WASHINGTON – Congressman Tom Reed (R-Corning) wants to get to the bottom of the recent Internal Revenue Service scandal that involves hundreds of missing emails.
During a hearing on the House’s Ways and Means Committee last week, Reed pressed IRS Commissioner John Koskinen on the agency’s most recent troubles over two years of alleged lost emails. The correspondences were to and from former director of the IRS’s Exempt Organizations Division Lois Lerner. Reed pushed the Commissioner, asking why Lerner’s hard drive was sent to a forensic lab run by the IRS’s criminal investigations unit and where the report from that investigation currently stands.
During a conference call with reporters on Monday, Reed said he will continue to pressure the IRS on trying to determine what happened to the emails and whether or not they can be retrieved.
“To me, it just doesn’t make sense that you have the IRS – one of the largest agencies of the federal government – in a position where their explanation is, ‘Oh… we lost these emails. We kept them for six month and now they’re gone forever,'” Reed explained. “I’ve heard from IT experts from across the country and right in our district where they have commented anecdotally saying, and as many of us know, emails just don’t come up missing.”

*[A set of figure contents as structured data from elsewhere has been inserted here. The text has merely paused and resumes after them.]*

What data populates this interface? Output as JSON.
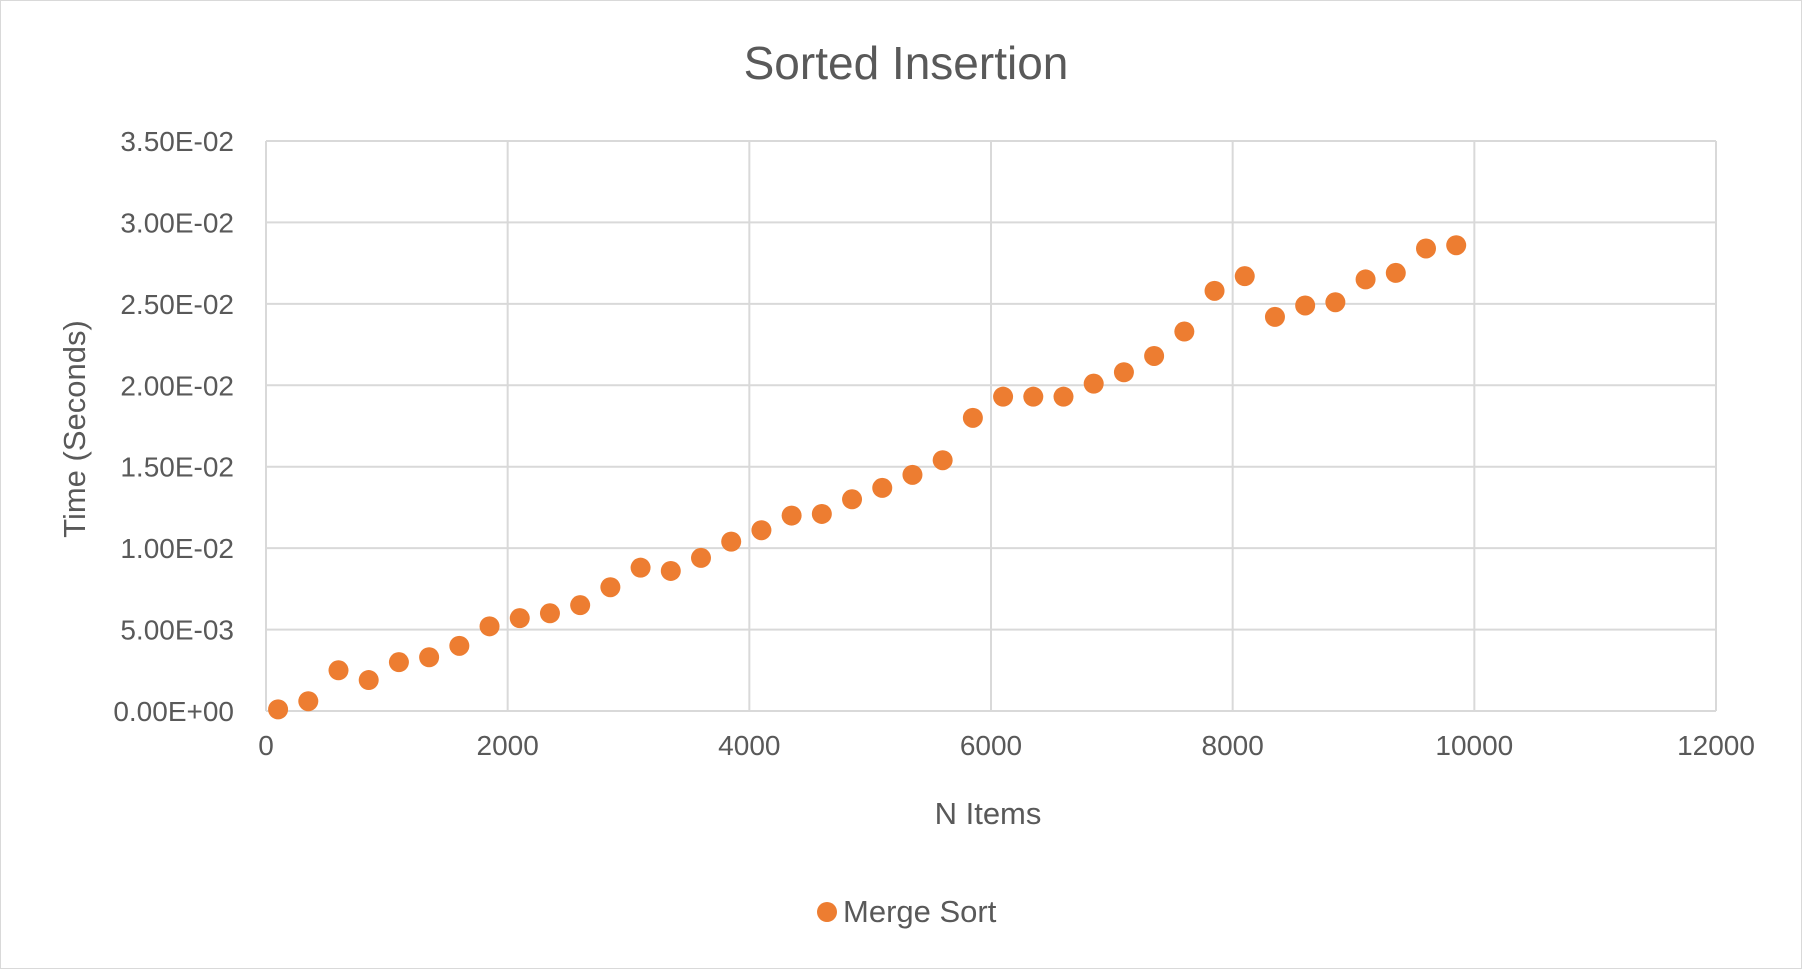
{
  "chart_data": {
    "type": "scatter",
    "title": "Sorted Insertion",
    "xlabel": "N Items",
    "ylabel": "Time (Seconds)",
    "xlim": [
      0,
      12000
    ],
    "ylim": [
      0,
      0.035
    ],
    "x_ticks": [
      0,
      2000,
      4000,
      6000,
      8000,
      10000,
      12000
    ],
    "x_tick_labels": [
      "0",
      "2000",
      "4000",
      "6000",
      "8000",
      "10000",
      "12000"
    ],
    "y_ticks": [
      0,
      0.005,
      0.01,
      0.015,
      0.02,
      0.025,
      0.03,
      0.035
    ],
    "y_tick_labels": [
      "0.00E+00",
      "5.00E-03",
      "1.00E-02",
      "1.50E-02",
      "2.00E-02",
      "2.50E-02",
      "3.00E-02",
      "3.50E-02"
    ],
    "grid": true,
    "legend_position": "bottom",
    "series": [
      {
        "name": "Merge Sort",
        "color": "#ED7D31",
        "x": [
          100,
          350,
          600,
          850,
          1100,
          1350,
          1600,
          1850,
          2100,
          2350,
          2600,
          2850,
          3100,
          3350,
          3600,
          3850,
          4100,
          4350,
          4600,
          4850,
          5100,
          5350,
          5600,
          5850,
          6100,
          6350,
          6600,
          6850,
          7100,
          7350,
          7600,
          7850,
          8100,
          8350,
          8600,
          8850,
          9100,
          9350,
          9600,
          9850
        ],
        "y": [
          0.0001,
          0.0006,
          0.0025,
          0.0019,
          0.003,
          0.0033,
          0.004,
          0.0052,
          0.0057,
          0.006,
          0.0065,
          0.0076,
          0.0088,
          0.0086,
          0.0094,
          0.0104,
          0.0111,
          0.012,
          0.0121,
          0.013,
          0.0137,
          0.0145,
          0.0154,
          0.018,
          0.0193,
          0.0193,
          0.0193,
          0.0201,
          0.0208,
          0.0218,
          0.0233,
          0.0258,
          0.0267,
          0.0242,
          0.0249,
          0.0251,
          0.0265,
          0.0269,
          0.0284,
          0.0286
        ]
      }
    ]
  }
}
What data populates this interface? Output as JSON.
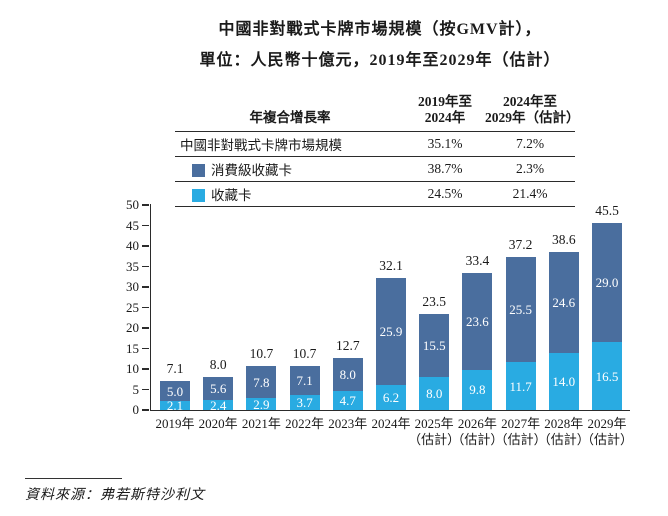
{
  "title": {
    "line1": "中國非對戰式卡牌市場規模（按GMV計），",
    "line2": "單位：人民幣十億元，2019年至2029年（估計）"
  },
  "cagr_table": {
    "header": {
      "label": "年複合增長率",
      "col1_line1": "2019年至",
      "col1_line2": "2024年",
      "col2_line1": "2024年至",
      "col2_line2": "2029年（估計）"
    },
    "rows": [
      {
        "label": "中國非對戰式卡牌市場規模",
        "col1": "35.1%",
        "col2": "7.2%"
      },
      {
        "label": "消費級收藏卡",
        "col1": "38.7%",
        "col2": "2.3%"
      },
      {
        "label": "收藏卡",
        "col1": "24.5%",
        "col2": "21.4%"
      }
    ]
  },
  "chart_data": {
    "type": "bar",
    "stacked": true,
    "title": "中國非對戰式卡牌市場規模（按GMV計），單位：人民幣十億元，2019年至2029年（估計）",
    "xlabel": "",
    "ylabel": "",
    "ylim": [
      0,
      50
    ],
    "ytick_step": 5,
    "grid": false,
    "categories": [
      {
        "label": "2019年",
        "note": ""
      },
      {
        "label": "2020年",
        "note": ""
      },
      {
        "label": "2021年",
        "note": ""
      },
      {
        "label": "2022年",
        "note": ""
      },
      {
        "label": "2023年",
        "note": ""
      },
      {
        "label": "2024年",
        "note": ""
      },
      {
        "label": "2025年",
        "note": "（估計）"
      },
      {
        "label": "2026年",
        "note": "（估計）"
      },
      {
        "label": "2027年",
        "note": "（估計）"
      },
      {
        "label": "2028年",
        "note": "（估計）"
      },
      {
        "label": "2029年",
        "note": "（估計）"
      }
    ],
    "series": [
      {
        "name": "收藏卡",
        "color": "#29abe2",
        "values": [
          2.1,
          2.4,
          2.9,
          3.7,
          4.7,
          6.2,
          8.0,
          9.8,
          11.7,
          14.0,
          16.5
        ]
      },
      {
        "name": "消費級收藏卡",
        "color": "#4a6e9e",
        "values": [
          5.0,
          5.6,
          7.8,
          7.1,
          8.0,
          25.9,
          15.5,
          23.6,
          25.5,
          24.6,
          29.0
        ]
      }
    ],
    "totals": [
      7.1,
      8.0,
      10.7,
      10.7,
      12.7,
      32.1,
      23.5,
      33.4,
      37.2,
      38.6,
      45.5
    ],
    "value_label_color": "#ffffff",
    "total_label_color": "#1a1a1a"
  },
  "footer": {
    "source": "資料來源：弗若斯特沙利文"
  }
}
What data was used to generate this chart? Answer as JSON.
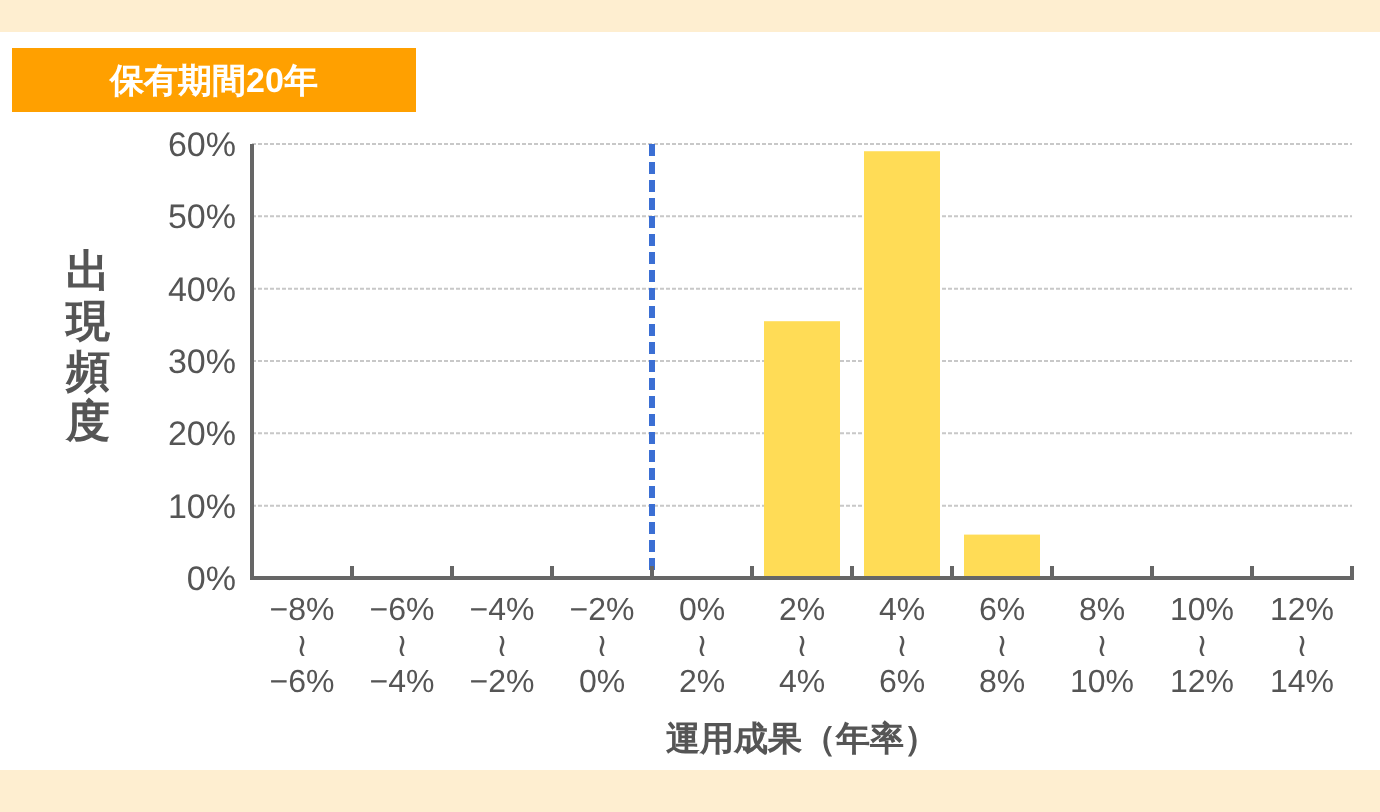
{
  "chart_data": {
    "type": "bar",
    "title": "保有期間20年",
    "xlabel": "運用成果（年率）",
    "ylabel": "出現頻度",
    "categories": [
      "−8%\n≀\n−6%",
      "−6%\n≀\n−4%",
      "−4%\n≀\n−2%",
      "−2%\n≀\n0%",
      "0%\n≀\n2%",
      "2%\n≀\n4%",
      "4%\n≀\n6%",
      "6%\n≀\n8%",
      "8%\n≀\n10%",
      "10%\n≀\n12%",
      "12%\n≀\n14%"
    ],
    "values": [
      0,
      0,
      0,
      0,
      0,
      35.5,
      59,
      6,
      0,
      0,
      0
    ],
    "color": "#ffdc56",
    "ylim": [
      0,
      60
    ],
    "yticks": [
      {
        "value": 0,
        "label": "0%"
      },
      {
        "value": 10,
        "label": "10%"
      },
      {
        "value": 20,
        "label": "20%"
      },
      {
        "value": 30,
        "label": "30%"
      },
      {
        "value": 40,
        "label": "40%"
      },
      {
        "value": 50,
        "label": "50%"
      },
      {
        "value": 60,
        "label": "60%"
      }
    ],
    "grid": "y",
    "ref_lines": [
      {
        "axis": "x",
        "value": "0%\n≀\n2%",
        "color": "#3b6fd4",
        "line_style": "dashed"
      }
    ]
  }
}
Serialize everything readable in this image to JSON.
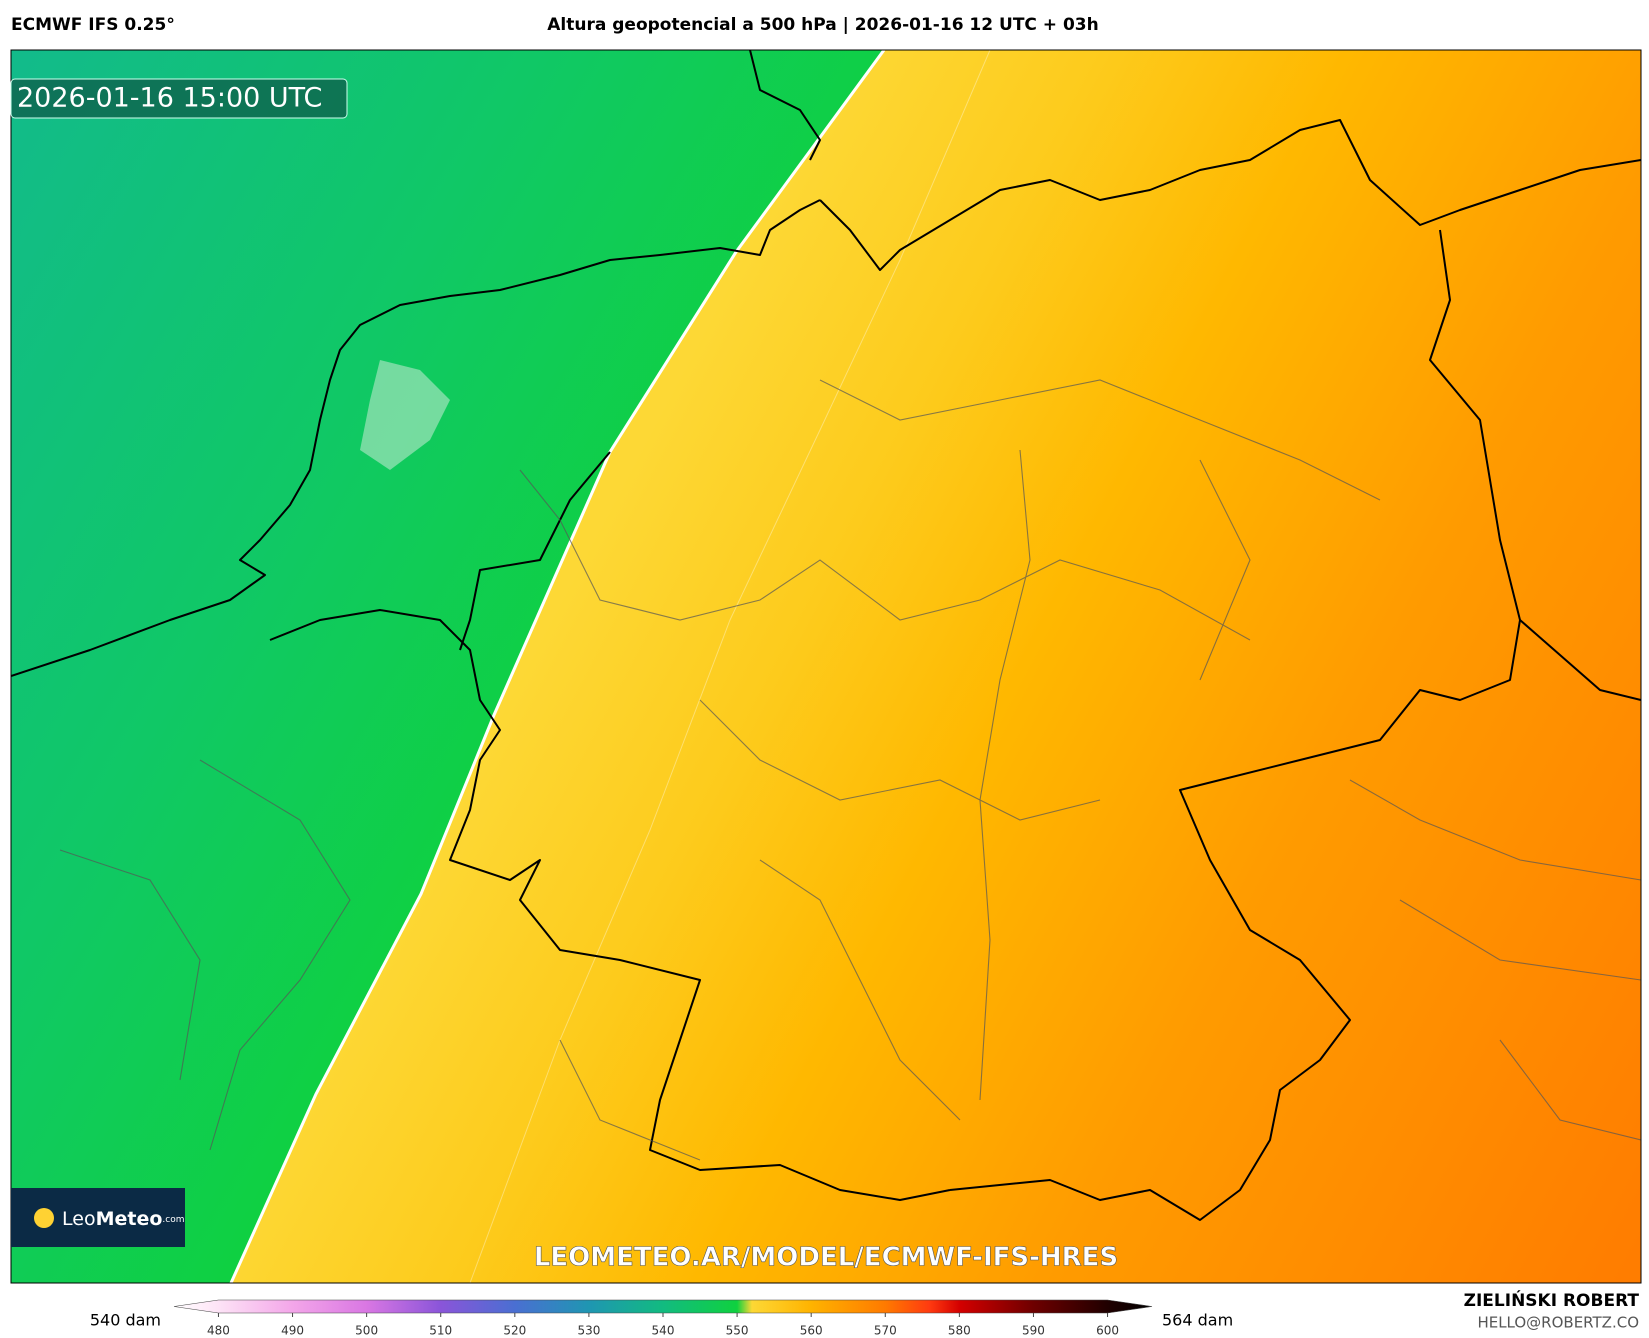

In addition, Congressman Reed said an independent investigation should be conducted by a special prosecutor, rather than by investigators within the IRS.
In a recent letter to Congress, the IRS admitted that a computer crash was likely to blame in the loss of emails Lois Lerner, which were sent and received between January 2009 and April 2011. During his testimony in front of the Ways and Means Committee, Commissioner Koskinen said that typically if a hard drive is irretrievable, it is destroyed and that sending the hard drive to the criminal investigation unit was an “extraordinary step.”
The IRS has been under fire over the past year for targeting organizations based on political beliefs. In May of last year, the Treasury Inspector General for Taxpayer Administration (TIGTA) issued a report confirming that, “the IRS used inappropriate criteria to identify organizations applying for tax-exempt status.” According to the report, the abuse of power began as far back as 2010.